Hi all,
🚨 Conservative Project 2025's co-author Mike Howell is accused of hypocrisy after a photo of him with a friend in drag emerged. Howell has made a number of anti-LGBTQ+ comments and targeted some of those remarks at drag. In an email to The Advocate's Christopher Wiggins, Howell said he was just taking part in "the spirit of mischief" of Halloween. It should be noted that the anti-drag bans that Republicans seek don't differentiate between a frat party and a drag show.
🌈 More than 20,000 LGBTQ+ advocates, HBCU students, and allies gathered virtually Thursday night for a fundraiser backing Vice President Kamala Harris’s presidential campaign. The event saw $300,000 dollars raised for the campaign. Over 1,500 people signed up to volunteer.

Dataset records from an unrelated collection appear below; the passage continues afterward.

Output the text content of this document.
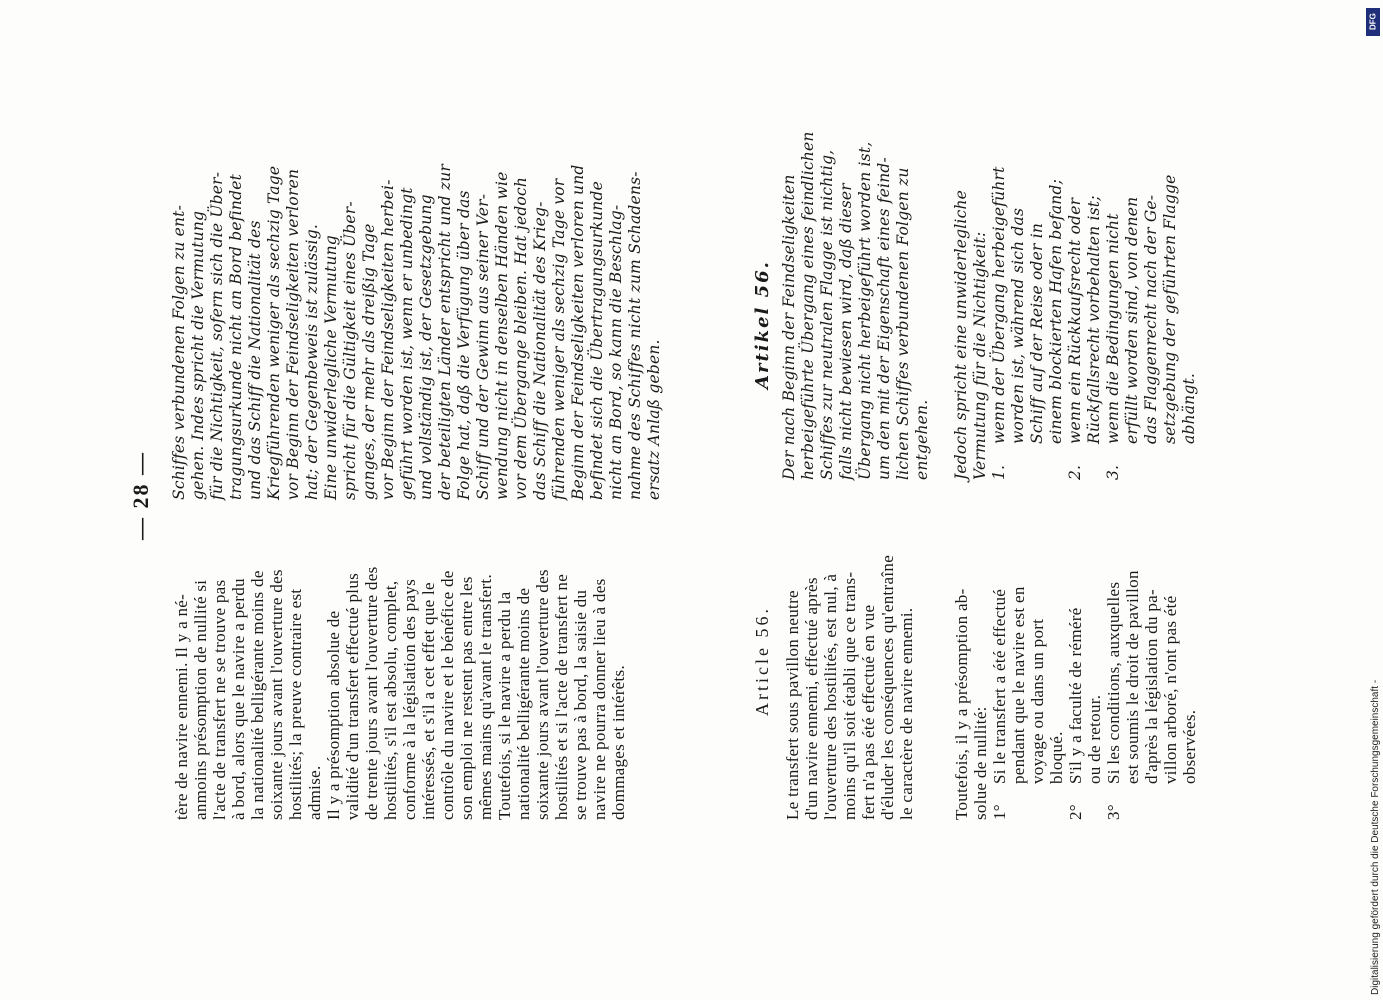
— 28 —

tère de navire ennemi. Il y a né- anmoins présomption de nullité si l'acte de transfert ne se trouve pas à bord, alors que le navire a perdu la nationalité belligérante moins de soixante jours avant l'ouverture des hostilités; la preuve contraire est admise. Il y a présomption absolue de validité d'un transfert effectué plus de trente jours avant l'ouverture des hostilités, s'il est absolu, complet, conforme à la législation des pays intéressés, et s'il a cet effet que le contrôle du navire et le bénéfice de son emploi ne restent pas entre les mêmes mains qu'avant le transfert. Toutefois, si le navire a perdu la nationalité belligérante moins de soixante jours avant l'ouverture des hostilités et si l'acte de transfert ne se trouve pas à bord, la saisie du navire ne pourra donner lieu à des dommages et intérêts.

Schiffes verbundenen Folgen zu ent- gehen. Indes spricht die Vermutung für die Nichtigkeit, sofern sich die Über- tragungsurkunde nicht an Bord befindet und das Schiff die Nationalität des Kriegführenden weniger als sechzig Tage vor Beginn der Feindseligkeiten verloren hat; der Gegenbeweis ist zulässig. Eine unwiderlegliche Vermutung spricht für die Gültigkeit eines Über- ganges, der mehr als dreißig Tage vor Beginn der Feindseligkeiten herbei- geführt worden ist, wenn er unbedingt und vollständig ist, der Gesetzgebung der beteiligten Länder entspricht und zur Folge hat, daß die Verfügung über das Schiff und der Gewinn aus seiner Ver- wendung nicht in denselben Händen wie vor dem Übergange bleiben. Hat jedoch das Schiff die Nationalität des Krieg- führenden weniger als sechzig Tage vor Beginn der Feindseligkeiten verloren und befindet sich die Übertragungsurkunde nicht an Bord, so kann die Beschlag- nahme des Schiffes nicht zum Schadens- ersatz Anlaß geben.

Article 56.
Artikel 56.

Le transfert sous pavillon neutre d'un navire ennemi, effectué après l'ouverture des hostilités, est nul, à moins qu'il soit établi que ce trans- fert n'a pas été effectué en vue d'éluder les conséquences qu'entraîne le caractère de navire ennemi.

Der nach Beginn der Feindseligkeiten herbeigeführte Übergang eines feindlichen Schiffes zur neutralen Flagge ist nichtig, falls nicht bewiesen wird, daß dieser Übergang nicht herbeigeführt worden ist, um den mit der Eigenschaft eines feind- lichen Schiffes verbundenen Folgen zu entgehen.

Toutefois, il y a présomption ab- solue de nullité: 1°

Si le transfert a été effectué pendant que le navire est en voyage ou dans un port bloqué.

2°

S'il y a faculté de réméré ou de retour.

3°

Si les conditions, auxquelles est soumis le droit de pavillon d'après la législation du pa- villon arboré, n'ont pas été observées.

Jedoch spricht eine unwiderlegliche Vermutung für die Nichtigkeit: 1.

wenn der Übergang herbeigeführt worden ist, während sich das Schiff auf der Reise oder in einem blockierten Hafen befand;

2.

wenn ein Rückkaufsrecht oder Rückfallsrecht vorbehalten ist;

3.

wenn die Bedingungen nicht erfüllt worden sind, von denen das Flaggenrecht nach der Ge- setzgebung der geführten Flagge abhängt.

Digitalisierung gefördert durch die Deutsche Forschungsgemeinschaft -
DFG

🙃 Kim Davis is being, well, Kim Davis again. Now, she’s trying to set up a Supreme Court case to overturn marriage equality. Davis, as clerk of Rowan County, Ky., shut down all marriage license operations at her office shortly after the high court’s marriage equality ruling in 2015 rather than issue licenses to same-sex couples. Davis has appealed an order to pay one couple hundreds of thousands of dollars and called for the overturning of Obergefell v. Hodges, the marriage equality ruling, in a brief filed last week. Let's see what happens with this high court. ðŸ«
Onward and upward,
Alex Cooper
Each week, The Advocate newsletter has a little bit of LGBTQ+ trivia. Tuesday, you'll get the question. Wednesday, you'll get a hint. Today, you'll get the answer.
This week’s question is: What piece of legislation did President Joe Biden sign into law that protected marriage equality on the federal level?
This week's answer is: The Respect for Marriage Act. The Respect for Marriage Act assures that the federal government recognizes same-sex and interracial marriages and that all states recognize those performed in other states. It forbids anyone acting under a state law to discriminate based on the gender or race of a married couple. It repeals the Defense of Marriage Act, which has been unenforceable since the Supreme Court rulings in Windsor v. U.S. (2013) and Obergefell v. Hodges (2015) but remains on the books. DOMA, passed by Congress in 1996, banned federal recognition of same-sex marriages and allowed states to deny recognition to those performed in other states.